A deep faith and a life spent in the presence of the Beloved carried him forward each day to help so many discern God’s will for them.

Young and old, simple and sophisticated people, priests, male and female religious and married couples, unbelievers, those who had lost their way and were trying to find it again, all were won over, especially by the one quality that stood out above the rest: his sense of acceptance of the person in front of him.

It was a quality foreshadowed in his work on Aquinas so many years back for his doctoral dissertation, ‘Love is acceptance’. This was no sentimental ploy.

Even as one would be unburdening oneself, his unwavering attachment to the values of the Gospel shone through his non judgmental attitude, suggesting almost of its own accord the way forward in the concrete situation one found oneself in.

Whether there was a solution or not, he was there like a rock, helping to carry the cross.

He was provincial, founder and first superior of Dar P. Manwel Magri SJ, the Jesuit house on the doorstep of the University campus; rector of the Jesuits’ International College in Rome, the Gesù; lecturer in theology at the University of Malta and, for a time, in Santiago, Chile; director of the Secretariat for Ignatian Spirituality at the Jesuits’ Curia, Rome; and rector of the major Seminary in Gozo.

His participation as delegate of the Maltese province at one or two general congregations of the Society of Jesus and his membership of the Lemieux Commission for the reform of the administration of Church property in the Archdiocese of Malta, directly willed by Pope Paul VI, were among the more delicate and sensitive of his roles.

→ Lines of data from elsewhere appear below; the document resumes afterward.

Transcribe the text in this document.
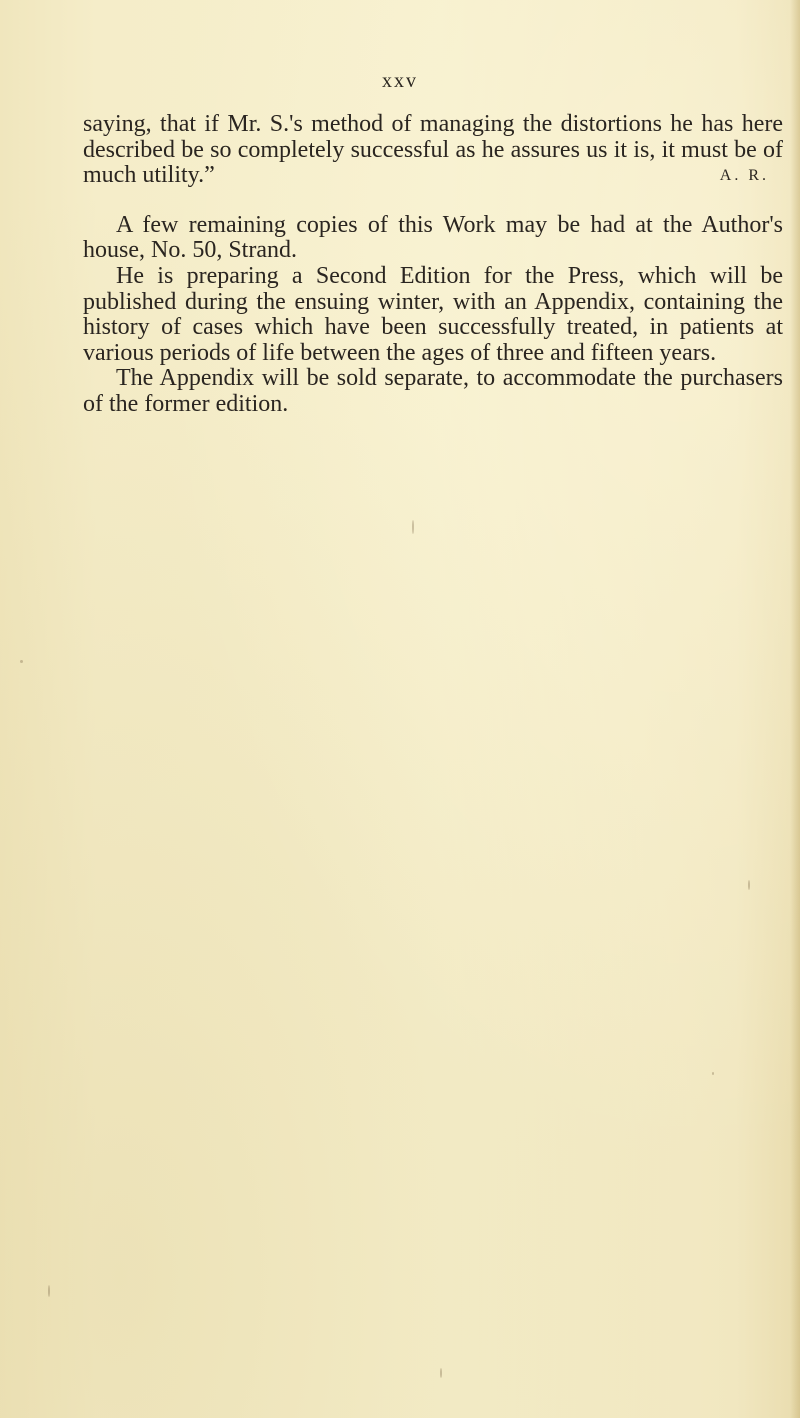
xxv

saying, that if Mr. S.'s method of managing the distortions he has here described be so completely successful as he assures us it is, it must be of much utility.”	A. R.

A few remaining copies of this Work may be had at the Author's house, No. 50, Strand.

He is preparing a Second Edition for the Press, which will be published during the ensuing winter, with an Appendix, containing the history of cases which have been successfully treated, in patients at various periods of life between the ages of three and fifteen years.

The Appendix will be sold separate, to accommodate the purchasers of the former edition.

The love for his vocation as he faithfully lived out his religious vows, especially his obedience and his almost fanatical attachment to poverty in all senses of the word, constituted a precious gift to the Church in an age where values have become relative and negotiable.

The sense of loss at his departure is by far outweighed by an intense gratitude for having been so utterly enriched through the life of this faithful disciple of the Lord.